Kelly Brewster made the ultimate sacrifice: she shielded her sister and niece when the bomb went off as they were leaving the arena. Her sister and niece suffered multiple injuries but will survive because Kelly protected them. She was an office worker who only the day before had put down a deposit on a house she was supposed to share with her boyfriend.

Villains

Very often there are evil perpetrators along with those shining lights of bravery. The one who decided his life objective was to bring tragedy and destruction to the world was a 22 year-old man named Salman Ramadan Abedi. He was a British Muslim whose parents came from Libya. Instead of contemplating a productive life now that he was living in a free country, Abedi embraced Islamic extremism. He studied business management at Manchester College but dropped out. Police believe he used his student loans, which are funded by taxpayers, to travel overseas and learn bomb-making.

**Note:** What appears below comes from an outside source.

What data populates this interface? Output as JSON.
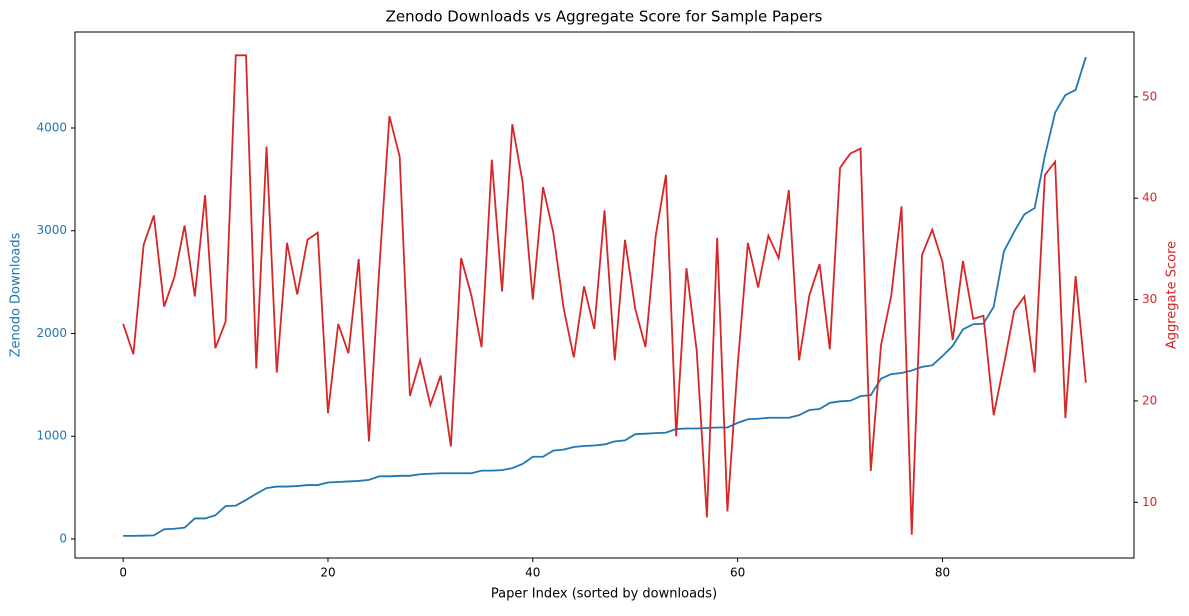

This is what investigators have learned so far. It is certain more people were involved in this terrorist plot, their names most likely will be identified as more evidence comes to light.

Many times acts of evil bring out the best in humanity. Nevertheless, the 22 killed and the 116 injured have caused devastation for years to come. While we wish this evil did not exist, at the very least it gives us a clear perspective of who are the heroes and who are the villains.

Note: After I finished writing this piece, it happened again: On Saturday, June 3rd, three Muslim terrorists in a van ran over and knifed people before being shot dead by police. Seven were killed and 48 injured. When will it finally end?